Beyond the risk factors we strived to obtain, there may be other risk factors and confounders such as there are still many confounders, such as socioeconomic status, access to medical resources, use of biofuels, home heating types, gas-stove use, and so on. Obtaining such granular data is admittedly not easy, and we will continue our efforts to bring in more diverse data for our ongoing investigations. Furthermore, ideally, these spatial models should include multiple geographies beyond the borders of a given country; however, such endeavors are future challenges we prepare ourselves to tackle in a research arena where obtaining such granular data remains a challenge even from a single county with a unified healthcare system like Turkey.

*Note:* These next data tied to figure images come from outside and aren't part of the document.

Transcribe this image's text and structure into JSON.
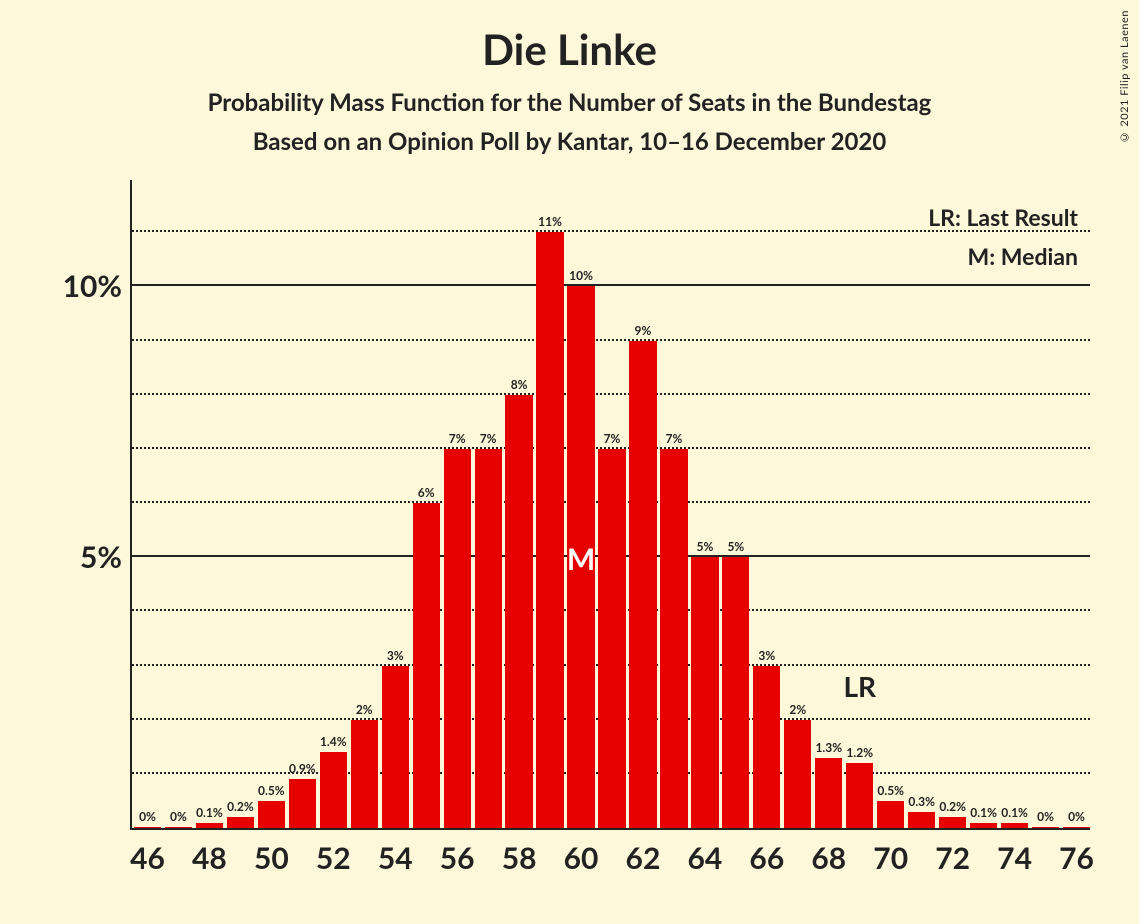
{
  "copyright": "© 2021 Filip van Laenen",
  "title": "Die Linke",
  "subtitle1": "Probability Mass Function for the Number of Seats in the Bundestag",
  "subtitle2": "Based on an Opinion Poll by Kantar, 10–16 December 2020",
  "legend": {
    "lr": "LR: Last Result",
    "m": "M: Median"
  },
  "chart": {
    "type": "bar",
    "bar_color": "#e60000",
    "background_color": "#fdf8da",
    "text_color": "#222222",
    "grid_solid_color": "#222222",
    "grid_dot_color": "#222222",
    "x_min": 46,
    "x_max": 76,
    "y_max_pct": 12,
    "y_major_ticks": [
      5,
      10
    ],
    "y_minor_step": 1,
    "x_tick_step": 2,
    "bar_width_ratio": 0.88,
    "median_seat": 60,
    "lr_seat": 69,
    "median_label": "M",
    "lr_label": "LR",
    "bars": [
      {
        "seat": 46,
        "pct": 0,
        "label": "0%"
      },
      {
        "seat": 47,
        "pct": 0,
        "label": "0%"
      },
      {
        "seat": 48,
        "pct": 0.1,
        "label": "0.1%"
      },
      {
        "seat": 49,
        "pct": 0.2,
        "label": "0.2%"
      },
      {
        "seat": 50,
        "pct": 0.5,
        "label": "0.5%"
      },
      {
        "seat": 51,
        "pct": 0.9,
        "label": "0.9%"
      },
      {
        "seat": 52,
        "pct": 1.4,
        "label": "1.4%"
      },
      {
        "seat": 53,
        "pct": 2,
        "label": "2%"
      },
      {
        "seat": 54,
        "pct": 3,
        "label": "3%"
      },
      {
        "seat": 55,
        "pct": 6,
        "label": "6%"
      },
      {
        "seat": 56,
        "pct": 7,
        "label": "7%"
      },
      {
        "seat": 57,
        "pct": 7,
        "label": "7%"
      },
      {
        "seat": 58,
        "pct": 8,
        "label": "8%"
      },
      {
        "seat": 59,
        "pct": 11,
        "label": "11%"
      },
      {
        "seat": 60,
        "pct": 10,
        "label": "10%"
      },
      {
        "seat": 61,
        "pct": 7,
        "label": "7%"
      },
      {
        "seat": 62,
        "pct": 9,
        "label": "9%"
      },
      {
        "seat": 63,
        "pct": 7,
        "label": "7%"
      },
      {
        "seat": 64,
        "pct": 5,
        "label": "5%"
      },
      {
        "seat": 65,
        "pct": 5,
        "label": "5%"
      },
      {
        "seat": 66,
        "pct": 3,
        "label": "3%"
      },
      {
        "seat": 67,
        "pct": 2,
        "label": "2%"
      },
      {
        "seat": 68,
        "pct": 1.3,
        "label": "1.3%"
      },
      {
        "seat": 69,
        "pct": 1.2,
        "label": "1.2%"
      },
      {
        "seat": 70,
        "pct": 0.5,
        "label": "0.5%"
      },
      {
        "seat": 71,
        "pct": 0.3,
        "label": "0.3%"
      },
      {
        "seat": 72,
        "pct": 0.2,
        "label": "0.2%"
      },
      {
        "seat": 73,
        "pct": 0.1,
        "label": "0.1%"
      },
      {
        "seat": 74,
        "pct": 0.1,
        "label": "0.1%"
      },
      {
        "seat": 75,
        "pct": 0,
        "label": "0%"
      },
      {
        "seat": 76,
        "pct": 0,
        "label": "0%"
      }
    ]
  }
}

As we gain further experience on issues accessing such data limitations or lack thereof, we plan to communicate these observations to the governmental and non-governmental organizations so that they improve their digitalization efforts to address such issues. This collective effort would lead to more complete data capture and more timely evidence-based policies, which definitely include health promotion and disease prevention policies as well.

Conclusions

In this work, our spatial models suggest that provinces with higher temperature and higher consumption of lemon report lower number of COPD deaths, while provinces with higher elderly population size, higher household expenditure on cigarette and alcohol and higher level of NO2 concentration report higher COPD deaths. Therefore, provinces with such profiles need to develop health awareness strategies to encourage healthier diets, closer screening and follow-up of patients with COPD or individuals who are more prone to develop COPD.

Data Sharing Statement

As the death records and fruit and vegetable consumption data used in this report were granted access only to the corresponding author, we do not have permission to share these data components; however, we can share the air quality data upon request.

Ethics

This is not applicable as no human subject data has been used in this study; only province-level aggregate data has been used.

Acknowledgment

This study was partially funded by TUBITAK Directorate of Science Fellowships and Grant Programmes (BİDEB)-2232 International Fellowship for Outstanding Researchers. We also thank the Turkish Republic Ministry of Commerce and Turkish Statistical Institute for data sharing. The opinion raised in this article solely belongs to its authors and does not represent the position of TUBITAK, Turkish Republic Ministry of Commerce and Turkish Statistical Institute in any shape or form.

Author Contributions

All authors made a significant contribution to the work reported, whether that is in the conception, study design, execution, acquisition of data, analysis and interpretation, or in all these areas; took part in drafting, revising or critically reviewing the article; gave final approval of the version to be published; have agreed on the journal to which the article has been submitted; and agree to be accountable for all aspects of the work.

Funding

Partial financial support was received from TUBITAK Directorate of Science Fellowships and Grant Programmes (BIDEB)-2232 International Fellowship for Outstanding Researchers (Award No: 118C306).

Disclosure

The authors report no conflicts of interest in this work.